「機関紙連合通信社」は労働組合や市民団体の新聞編集向けに記事を配信しています

    シフト制の問題点(下)/法律による規制は可能か?/EU指令なども参考に

     休業しても休業手当が支払われないことが多く、不安定な働き方の「シフト制」。改善する方法はないのだろうか。

     

    (5)シフト制は労基法で規制できないか?

     

     労基法15条は労働条件を明示しなければならないと定め、施行規則で始終業時刻や休日、休暇を明確にするよう求めている。

     さらに、89条(就業規則の作成と届け出義務)の本文で同様の項目を職場の就業規則に記入するよう義務付けている。

     労働者を雇うなら、働く日や時間帯をあらかじめ明示しておく必要があるということ。ところが、少なくないシフト制職場では勤務表に「シフトを変更することがありうる」などと記載する例がある。実際には、事前に特定された日時や時間帯と異なる勤務になるケースが生じるのだという。

     場合によっては、ごく短時間やゼロ時間の勤務に変更するパターンも可能だ。

     こうした労働契約が15条や89条に違反しないのかについて、厚生労働省は明確な解釈を示さず、「法違反かどうかは個別事案ごとに判断される」という姿勢。シフトが組まれていない期間に対して、26条の休業手当支払い義務があると判断するのは困難という。

     現状では、労基法違反を問うのは難しそうだ。

     

    (6)では、どうすればいいのか?

     

     仕事がそれなりにあった時には、シフト制の問題点は表面化しにくかった。ところが、コロナ禍の下で休業手当が支払われないなど、弊害が明らかになる中で、なんらかの対策を考える必要が出てきた。

     労働問題に詳しい中村和雄弁護士は、明示すべき労働条件の項目として「下限労働時間」「最低保障労働時間」「最低保証賃金」を追加してはどうかと提案している。

     現行労基法は労働時間の上限を、緩いながらも規定している。一方、下限についての定めはない。中村弁護士は、労基法1条が「労働条件は…人たるに値する生活を営むための必要を満たすものでなければならない」と定めていることに注目。労働時間や賃金に関して、一定レベルの水準を規定すべきと主張する。

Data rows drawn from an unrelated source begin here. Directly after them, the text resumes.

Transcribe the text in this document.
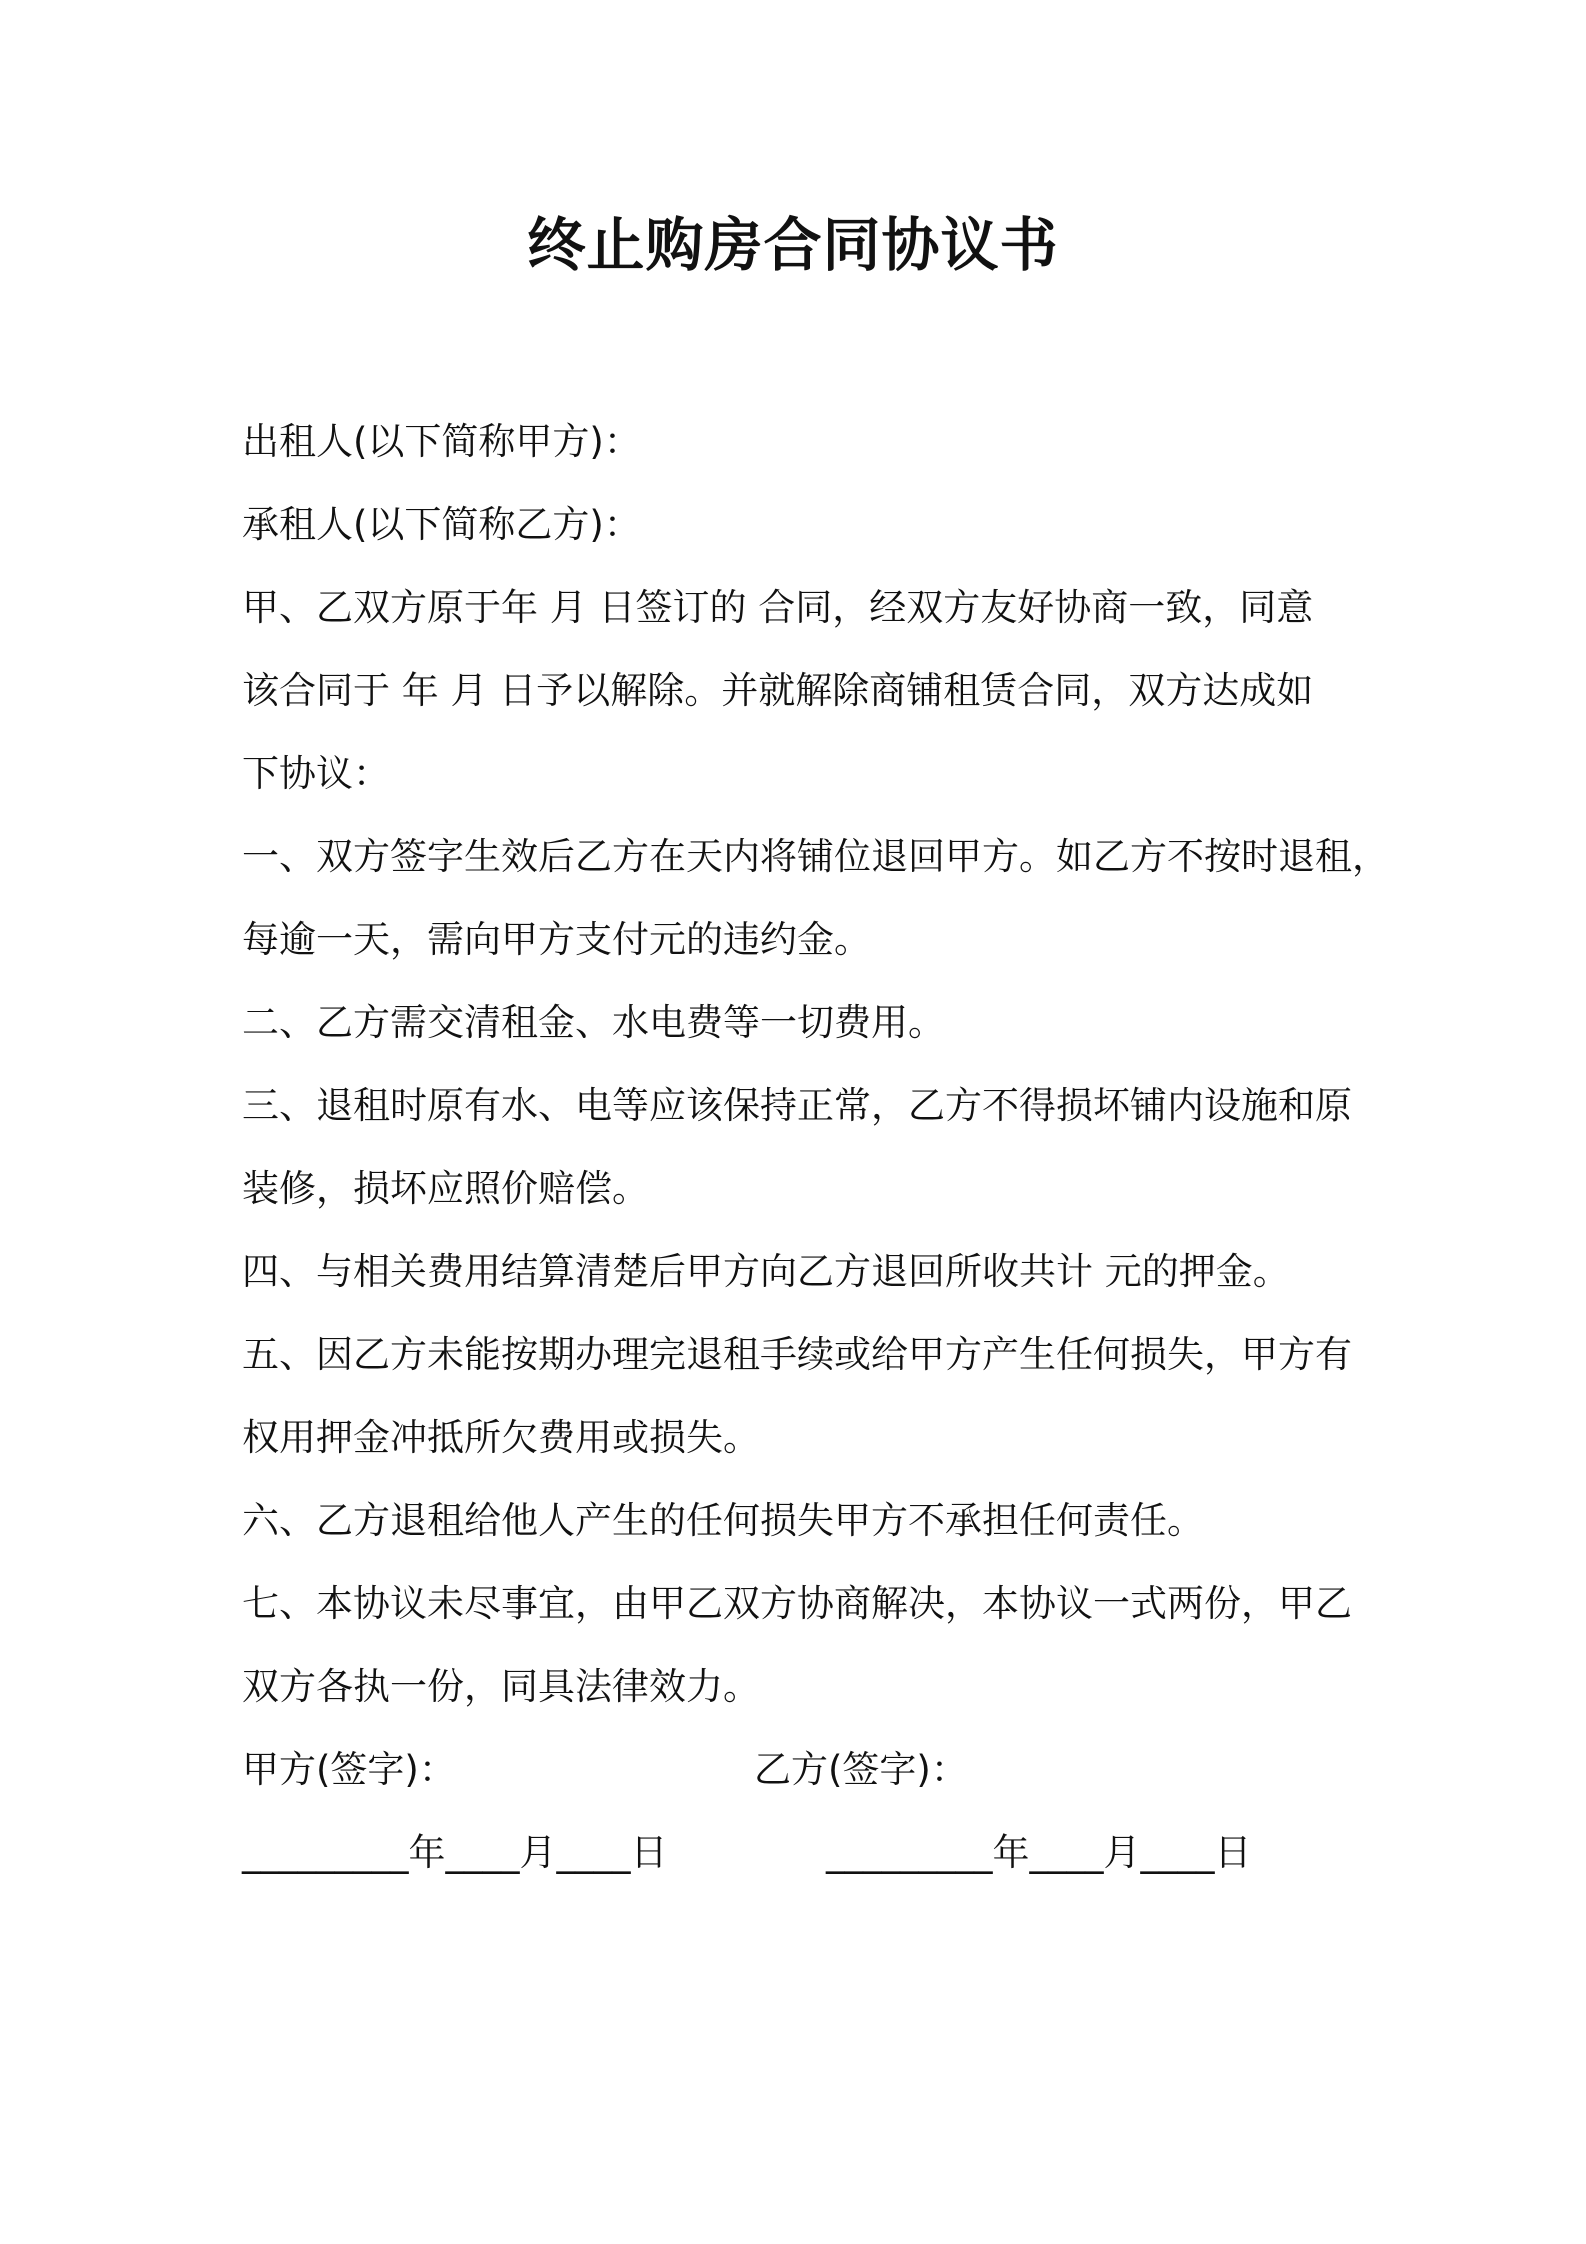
终止购房合同协议书
出租人(以下简称甲方)：
承租人(以下简称乙方)：
甲、乙双方原于年 月 日签订的 合同，经双方友好协商一致，同意
该合同于 年 月 日予以解除。并就解除商铺租赁合同，双方达成如
下协议：
一、双方签字生效后乙方在天内将铺位退回甲方。如乙方不按时退租，
每逾一天，需向甲方支付元的违约金。
二、乙方需交清租金、水电费等一切费用。
三、退租时原有水、电等应该保持正常，乙方不得损坏铺内设施和原
装修，损坏应照价赔偿。
四、与相关费用结算清楚后甲方向乙方退回所收共计 元的押金。
五、因乙方未能按期办理完退租手续或给甲方产生任何损失，甲方有
权用押金冲抵所欠费用或损失。
六、乙方退租给他人产生的任何损失甲方不承担任何责任。
七、本协议未尽事宜，由甲乙双方协商解决，本协议一式两份，甲乙
双方各执一份，同具法律效力。
甲方(签字)：	乙方(签字)：
_________年____月____日	_________年____月____日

     最低限の労働時間が規定されれば、それに基づいて休業手当の支払いも可能になる。

     

    (7)労働時間の下限規制・最低保障時間を規定することは可能か?

     

     欧州などでは近年、「ゼロ時間契約」が問題となり、それに対応するためのEU指令(2019年)がつくられた。最低限必要な賃金の支払いを保障できる労働時間を労働者に通知すべきとした。

     ゼロ時間契約とは、オンコールワークのように、あらかじめ労働時間を定めず、仕事がある時だけ呼び出して働かせるやり方のこと。あまりにも不安定で不規則なため、一定の規制が必要という労働組合の要求を踏まえて制定されたのが、このEU指定だ。

     日本のシフト制とも共通する問題意識がうかがえる。中村弁護士が提案する下限時間規制も、EU指令の考え方を踏まえた提起といえる。

     

    (8)規制すればシフト制は改善されるか?

     

     休業手当が支払われず、収入の道が断たれるという事態には改善が期待できるが、心配もある。

     規制が強化されれば、使用者は使い勝手が悪くなったシフト制を敬遠して、別の手法に乗り換える恐れが指摘されている。労組役員経験がある元労働基準監督官は「例えば、日雇い派遣や、1日単位でパートやアルバイトの人材を紹介する日々紹介といった形態に流れることが心配。仕事があるときだけ働かせるオンコールワークが広がりかねない」と語る。

     特に、雇用関係があいまいになりがちな日々紹介に規制の網をかけられるかどうか。抜け道を許さない規制のあり方を模索する必要がありそうだ。

     

    ※記事作成に当たり、全労連などでつくる労働法制中央連絡会によるシフト制の批判検討会(3月25日)の議論を参考にしました。